Most cities throughout history share a remarkable resilience – the ability to spring back from disaster and move on. “Many awful things have happened to cities, whether from earthquakes, fires or floods, plagues or wars,” says Lawrence Vale, professor and head of the Department of Urban Studies and Planning, “yet almost all of these places are still with us.”
There are countless examples of great destruction in great urban areas. The 1666 fire of London, for example, destroyed 13,000 houses and most of the city’s civic and religious buildings, including St. Paul’s Cathedral. In the 1906 San Francisco earthquake, thousands of buildings were lost, thousands of people were killed, and thousands more were left homeless. The 1941 German air and artillery attacks on Warsaw reduced the city to rubble. Yet, in all of these cases, the cities recovered, rebuilt and thrived.
In the aftermath of the September 11 terrorist attacks on New York City, therefore, Vale and his colleagues wanted to understand what makes this resilience possible. “As a School of Architecture and Planning we were searching for a way to comprehend what Lower Manhattan was facing,” says Vale.
So last spring, MIT launched its Resilient Cities project, a series of lectures and seminars led by urban planners, writers and historians that deals with the history of urban trauma – what happened, how the cities recovered, how they moved on. “We wanted to see what history has to show us about how these cities rebuilt. We wanted to understand not only the engineering, but also the broader range of social, political and psychological processes that make recovery possible,” says Vale.
One of their most dramatic findings, says Vale, has been how quickly and how often people in the past have seen trauma as an opportunity to do better. The 1985 Mexico City earthquakes, for example, killed thousands and destroyed countless buildings. But by exposing the weaknesses in the city’s political and economic structures, it allowed the citizens to establish a more democratic and socially responsible urban government, build better housing, revitalize downtown, and restore the city’s cultural heritage.
It’s An Opportunity
“There was a sense of progress and opportunity in many of these places,” says Vale. “It’s the mentality that says, okay, the World Trade Center is gone, but now we can think about doing something better, like, for example, building better public transportation for Lower Manhattan.”
Understanding the differences among the disasters has been illuminating. “If you compare Oklahoma City with Lower Manhattan,” says Vale, “the fact that in the former there was very little real estate pressure on the Murrah Federal Building site, where the bombing took place, and that it was located in a less desirable part of downtown meant that it was easier to devote the whole site to a memorial. This isn’t the case with the World Trade Center site, however. For some people it is sacred ground, for others it is a real estate opportunity.
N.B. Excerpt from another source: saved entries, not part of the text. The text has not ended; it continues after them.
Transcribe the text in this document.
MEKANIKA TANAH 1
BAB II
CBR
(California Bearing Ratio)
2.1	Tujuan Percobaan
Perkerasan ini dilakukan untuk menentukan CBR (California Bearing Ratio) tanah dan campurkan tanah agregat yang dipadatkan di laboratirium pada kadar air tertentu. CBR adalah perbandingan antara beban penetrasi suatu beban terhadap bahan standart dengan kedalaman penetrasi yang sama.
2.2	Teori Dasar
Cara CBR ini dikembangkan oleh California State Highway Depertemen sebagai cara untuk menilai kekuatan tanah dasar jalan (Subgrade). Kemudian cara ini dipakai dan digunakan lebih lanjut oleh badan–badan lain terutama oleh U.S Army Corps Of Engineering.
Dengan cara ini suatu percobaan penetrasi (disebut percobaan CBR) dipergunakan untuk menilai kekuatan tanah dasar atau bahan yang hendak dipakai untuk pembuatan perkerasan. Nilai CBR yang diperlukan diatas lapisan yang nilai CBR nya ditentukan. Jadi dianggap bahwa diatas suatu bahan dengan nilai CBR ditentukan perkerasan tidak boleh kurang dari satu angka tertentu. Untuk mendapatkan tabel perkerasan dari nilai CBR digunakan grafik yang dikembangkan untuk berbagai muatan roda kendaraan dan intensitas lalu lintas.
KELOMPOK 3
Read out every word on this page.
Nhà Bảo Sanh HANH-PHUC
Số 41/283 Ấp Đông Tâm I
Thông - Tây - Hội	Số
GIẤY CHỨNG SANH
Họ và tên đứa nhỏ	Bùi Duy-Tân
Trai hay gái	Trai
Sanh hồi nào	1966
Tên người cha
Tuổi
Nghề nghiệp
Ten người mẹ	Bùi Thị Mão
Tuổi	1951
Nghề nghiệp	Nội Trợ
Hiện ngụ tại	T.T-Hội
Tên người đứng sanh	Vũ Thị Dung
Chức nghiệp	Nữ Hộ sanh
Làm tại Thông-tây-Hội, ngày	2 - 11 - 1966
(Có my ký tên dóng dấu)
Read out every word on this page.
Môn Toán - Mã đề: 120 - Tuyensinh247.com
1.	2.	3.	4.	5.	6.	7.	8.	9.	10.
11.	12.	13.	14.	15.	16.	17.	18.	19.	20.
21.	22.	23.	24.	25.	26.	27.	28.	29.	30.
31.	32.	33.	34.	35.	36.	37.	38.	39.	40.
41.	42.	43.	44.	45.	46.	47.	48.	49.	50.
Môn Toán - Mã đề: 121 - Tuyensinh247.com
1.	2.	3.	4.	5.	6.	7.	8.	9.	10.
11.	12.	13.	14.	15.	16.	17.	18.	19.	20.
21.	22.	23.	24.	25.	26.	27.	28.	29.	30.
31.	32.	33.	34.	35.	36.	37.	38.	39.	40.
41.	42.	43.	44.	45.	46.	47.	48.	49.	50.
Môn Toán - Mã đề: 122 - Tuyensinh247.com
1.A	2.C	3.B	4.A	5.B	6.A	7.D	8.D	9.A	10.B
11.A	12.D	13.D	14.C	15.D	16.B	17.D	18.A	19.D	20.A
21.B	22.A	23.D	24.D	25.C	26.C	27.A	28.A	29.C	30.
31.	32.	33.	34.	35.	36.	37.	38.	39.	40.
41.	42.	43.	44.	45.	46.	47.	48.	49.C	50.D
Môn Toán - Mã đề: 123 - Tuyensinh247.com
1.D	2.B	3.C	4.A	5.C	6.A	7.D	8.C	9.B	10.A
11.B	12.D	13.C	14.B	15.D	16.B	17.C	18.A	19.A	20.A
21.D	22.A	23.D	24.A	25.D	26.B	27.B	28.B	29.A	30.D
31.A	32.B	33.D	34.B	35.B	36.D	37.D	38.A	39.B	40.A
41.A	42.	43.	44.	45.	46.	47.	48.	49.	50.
Those are the extreme positions, but these are the struggles planners have to deal with.”
The project has been very useful, Vale explains, by revealing the importance of politics in deciding what gets rebuilt and for what purpose, many of these observations coming from graduate student research on resilient cities. “One student went to Tangshan, China, where in a few seconds an earthquake killed at least a quarter of a million people,” says Vale. “Within five to ten years, the Chinese government completely rebuilt the city, housing the population in five-story modernist housing blocks and restoring the city’s place in China’s industrial scheme.” Two students visited the Basque town of Guernica, memorialized by Picasso, which Hitler bombed with Franco’s blessing. “Franco blamed its destruction on the Communists and then took credit for rebuilding it himself,” says Vale. . “Here we have a complicated story of a city that is rebuilt by its destroyer.”
And the project also has shown, says Vale, the great advantage of listening to the genuine needs of those who will be affected by whatever gets built. “With Europe after World War II, a lot of what was rebuilt was regrettable – as were many urban renewal efforts here during the same period,” says Vale. “Much of what went up satisfied the needs of narrow constituencies, like those who wanted to encourage the use of the automobile. In many of these cases, planners had the power that they had longed for, but they failed quite miserably.
“Today,” says Vale, “it’s not so much about having a grand vision for what ought to be, but trying to broker a collective vision out of diverse and often contentious constituencies.”